Edwards has no doubt that, in Julian Ward, he’s handing over to an ideal candidate; a man who has mirrored his own career from modest playing days and moving up through the different levels of behind-the-scenes work in scouting, analytical and personnel specialties; a man he has had shadowing him, and learning the ropes, over what will eventually be an 18-month period by the time the changeover happens.
Thursday. Nov. 11th:
In their recent game against West Ham, even though the result was a disappointing defeat, it was another occasion where the Reds managed to score two goals. Out of the 11 league and four Champions League games, there has been only one occasion where they have scored fewer than two goals in a game – that was against Chelsea in September. They even scored three and two in their League Cup games, both away from home and despite shadow starting XIs.
It suggests Liverpool’s attacking play this season has been on a different level, irrespective of whether you compare it with other teams or just juxtapose their own attacking outputs from past seasons under Jürgen Klopp. And the numbers back that conclusion up.
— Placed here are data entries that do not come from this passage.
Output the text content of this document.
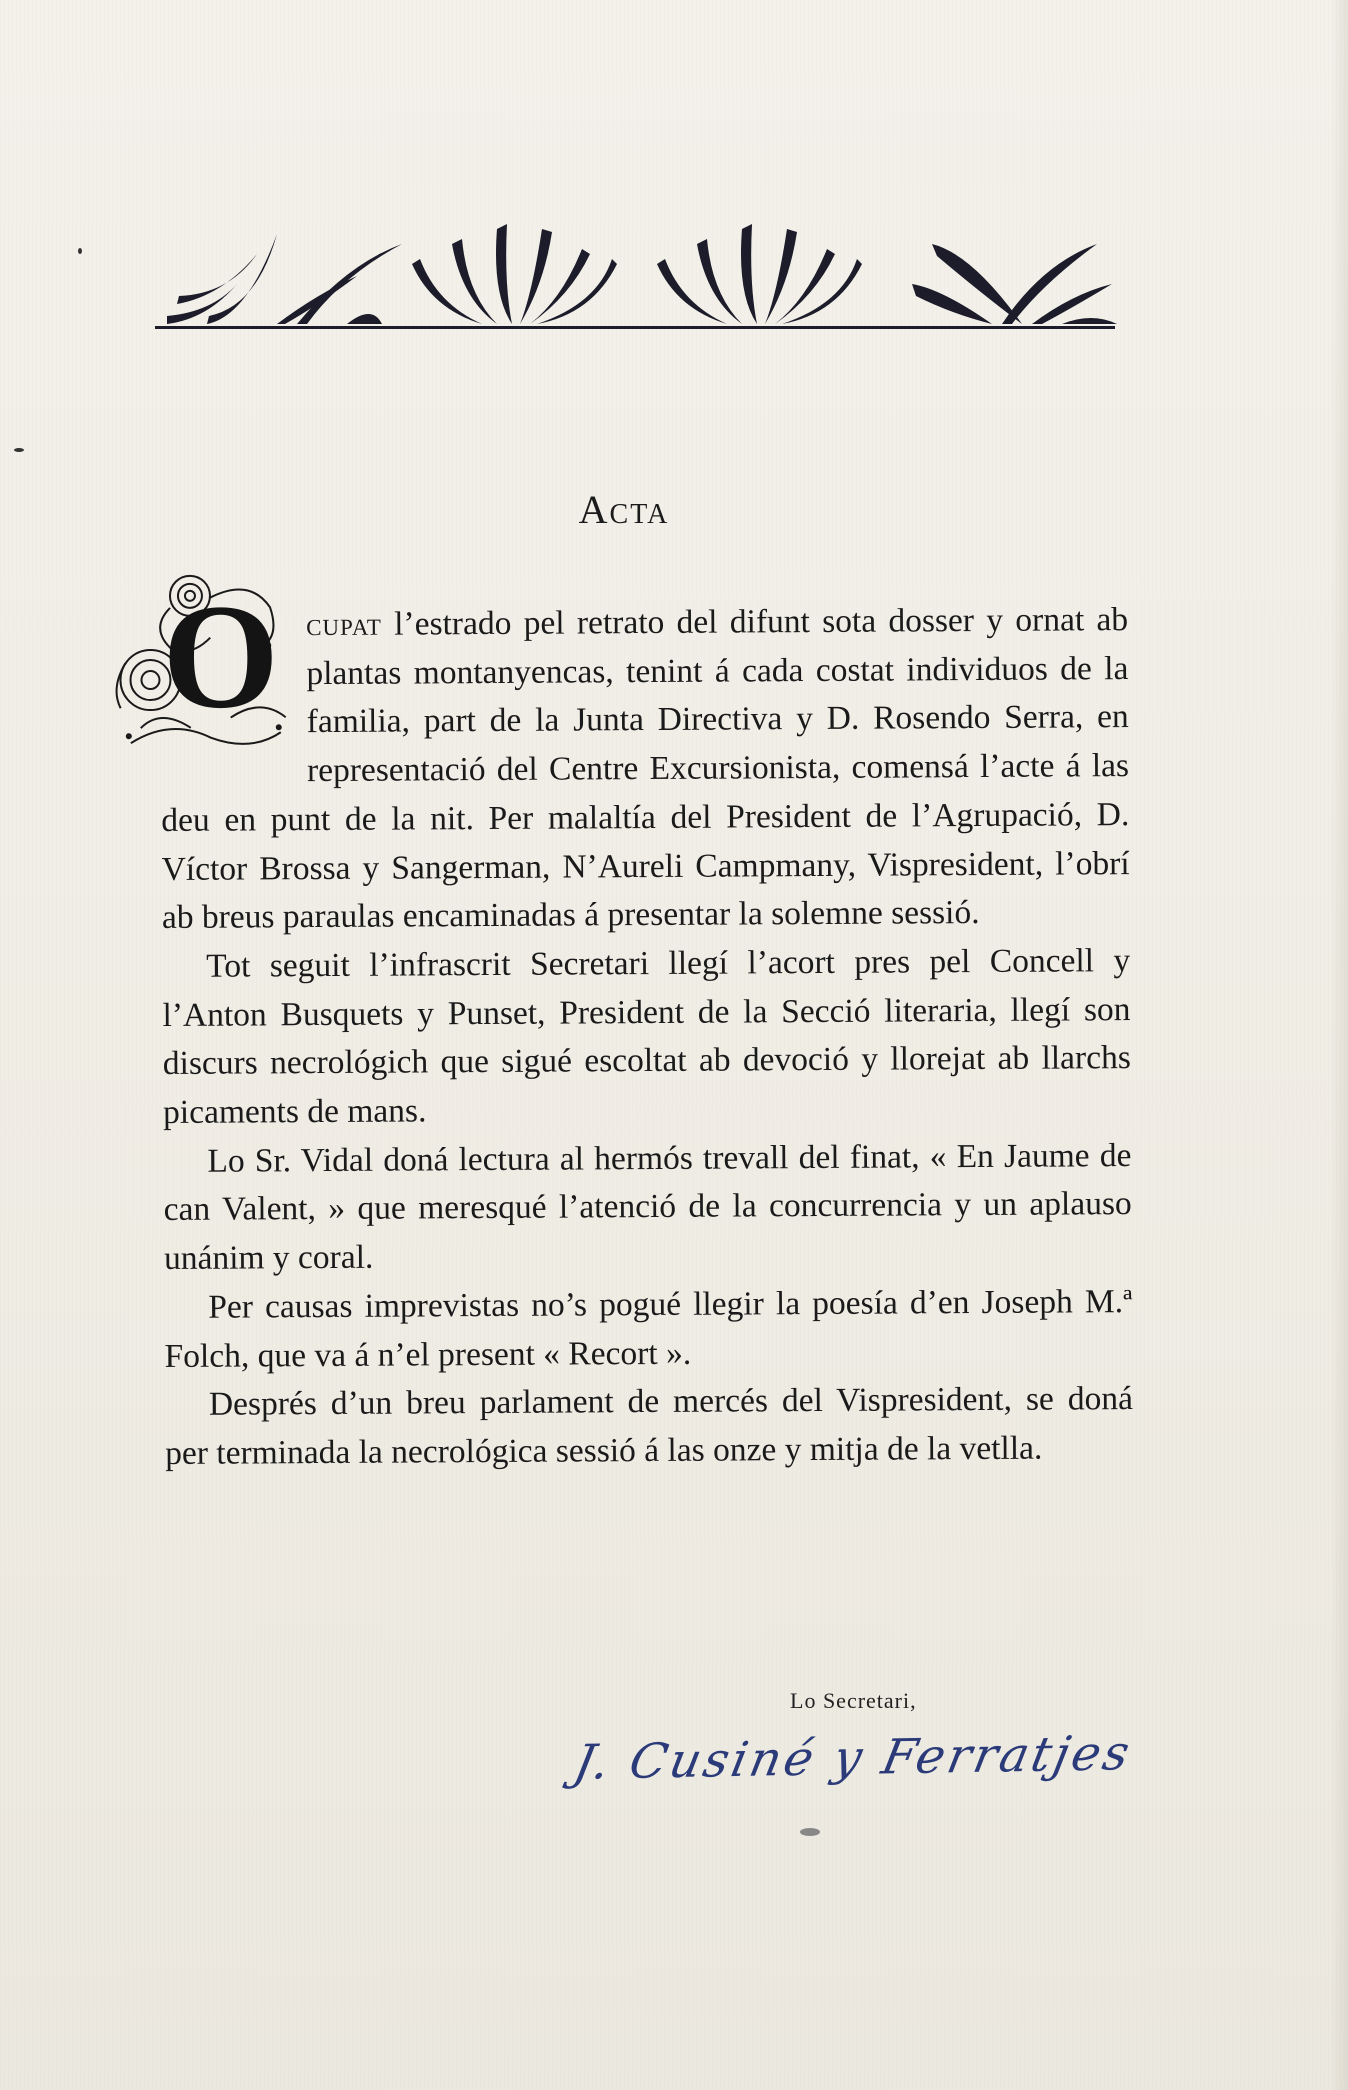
Acta

O cupat l’estrado pel retrato del difunt sota dosser y ornat ab plantas montanyencas, tenint á cada costat individuos de la familia, part de la Junta Directiva y D. Rosendo Serra, en representació del Centre Excursionista, comensá l’acte á las deu en punt de la nit. Per malaltía del President de l’Agrupació, D. Víctor Brossa y Sangerman, N’Aureli Campmany, Vispresident, l’obrí ab breus paraulas encaminadas á presentar la solemne sessió.

Tot seguit l’infrascrit Secretari llegí l’acort pres pel Concell y l’Anton Busquets y Punset, President de la Secció literaria, llegí son discurs necrológich que sigué escoltat ab devoció y llorejat ab llarchs picaments de mans.

Lo Sr. Vidal doná lectura al hermós trevall del finat, « En Jaume de can Valent, » que meresqué l’atenció de la concurrencia y un aplauso unánim y coral.

Per causas imprevistas no’s pogué llegir la poesía d’en Joseph M.ª Folch, que va á n’el present « Recort ».

Després d’un breu parlament de mercés del Vispresident, se doná per terminada la necrológica sessió á las onze y mitja de la vetlla.

Lo Secretari,
J. Cusiné y Ferratjes
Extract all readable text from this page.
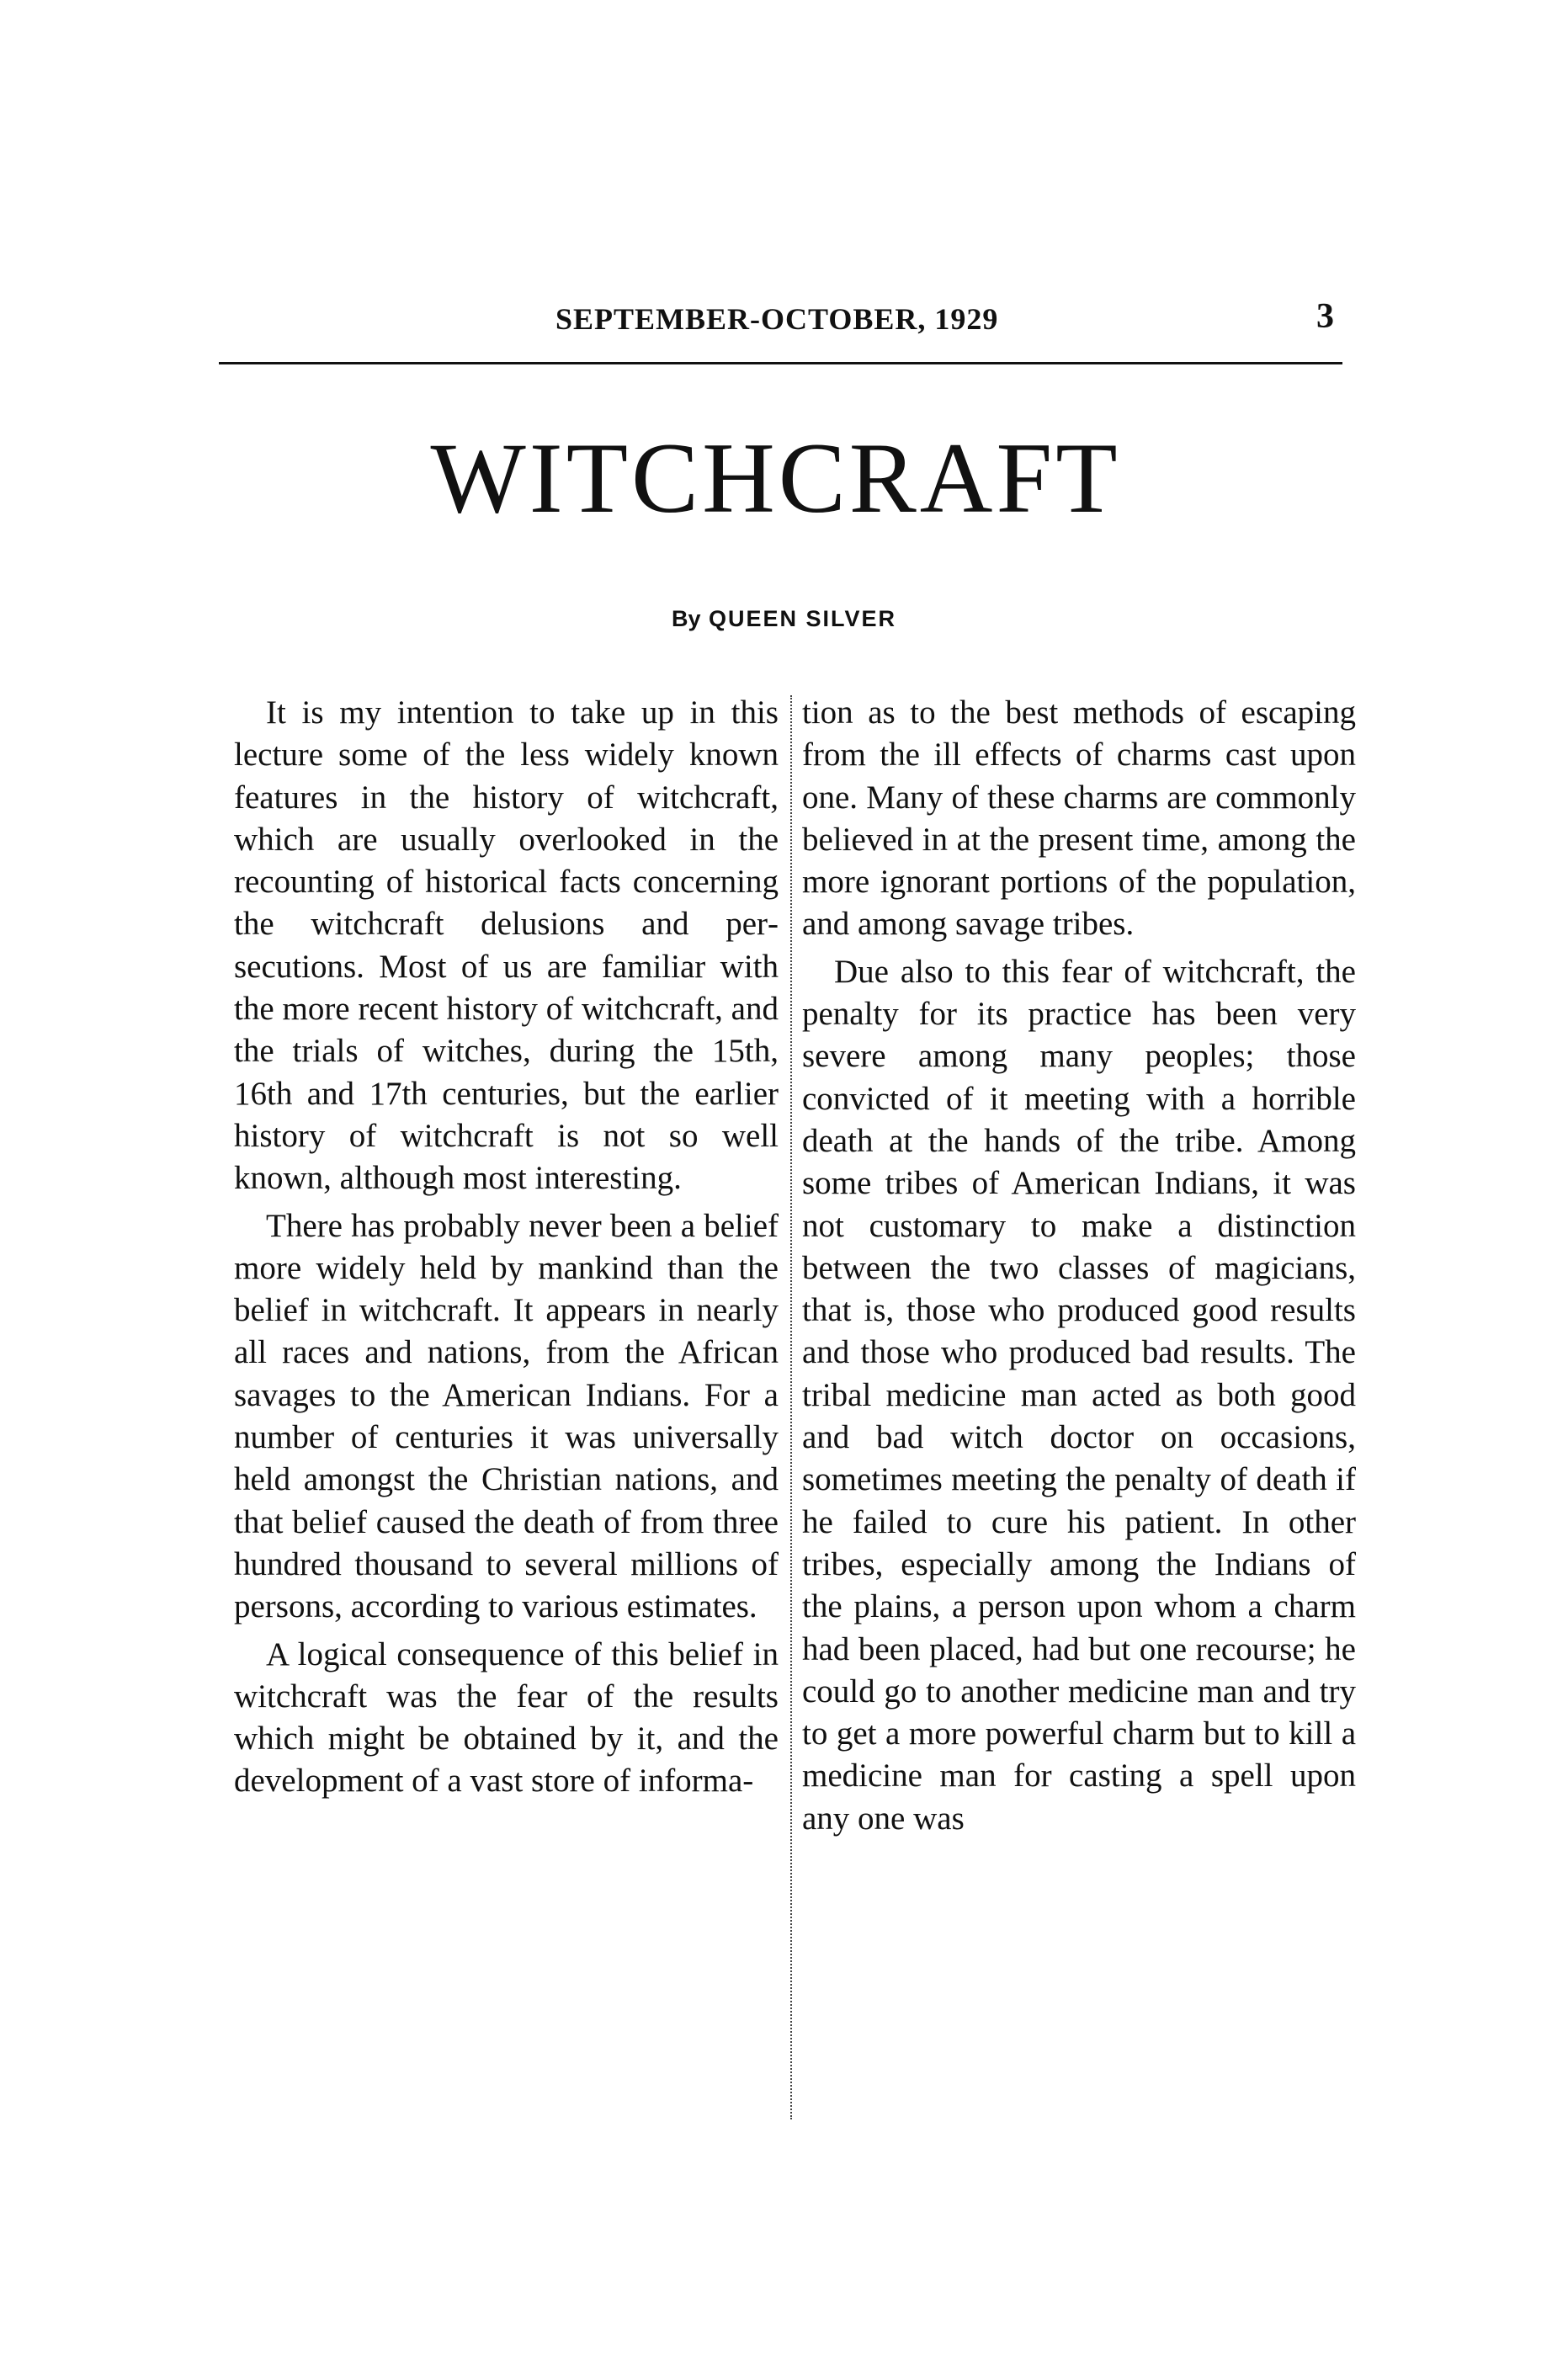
SEPTEMBER-OCTOBER, 1929	3
WITCHCRAFT
By QUEEN SILVER

It is my intention to take up in this lecture some of the less widely known features in the history of witchcraft, which are usually overlooked in the recounting of historical facts concerning the witchcraft delusions and persecutions. Most of us are familiar with the more recent history of witchcraft, and the trials of witches, during the 15th, 16th and 17th centuries, but the earlier history of witchcraft is not so well known, although most interesting.

There has probably never been a belief more widely held by mankind than the belief in witchcraft. It appears in nearly all races and nations, from the African savages to the American Indians. For a number of centuries it was universally held amongst the Christian nations, and that belief caused the death of from three hundred thousand to several millions of persons, according to various estimates.

A logical consequence of this belief in witchcraft was the fear of the results which might be obtained by it, and the development of a vast store of informa-

tion as to the best methods of escaping from the ill effects of charms cast upon one. Many of these charms are commonly believed in at the present time, among the more ignorant portions of the population, and among savage tribes.

Due also to this fear of witchcraft, the penalty for its practice has been very severe among many peoples; those convicted of it meeting with a horrible death at the hands of the tribe. Among some tribes of American Indians, it was not customary to make a distinction between the two classes of magicians, that is, those who produced good results and those who produced bad results. The tribal medicine man acted as both good and bad witch doctor on occasions, sometimes meeting the penalty of death if he failed to cure his patient. In other tribes, especially among the Indians of the plains, a person upon whom a charm had been placed, had but one recourse; he could go to another medicine man and try to get a more powerful charm but to kill a medicine man for casting a spell upon any one was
If we just concentrate on the league games to get a sample size to analyse the outputs, Klopp’s men have amassed 31 goals in 11 league games at an average of 2.81. If this is to continue like this, they could end up scoring 107 league goals this season – that’s just plain crazy! I will not be surprised if they at least hit the 100-goal mark this season in the league alone, considering the way they have tweaked their style of attack. To put this into context, the highest number of goals Klopp’s Liverpool have scored in a single 38-game league season is 89 in 2018/19.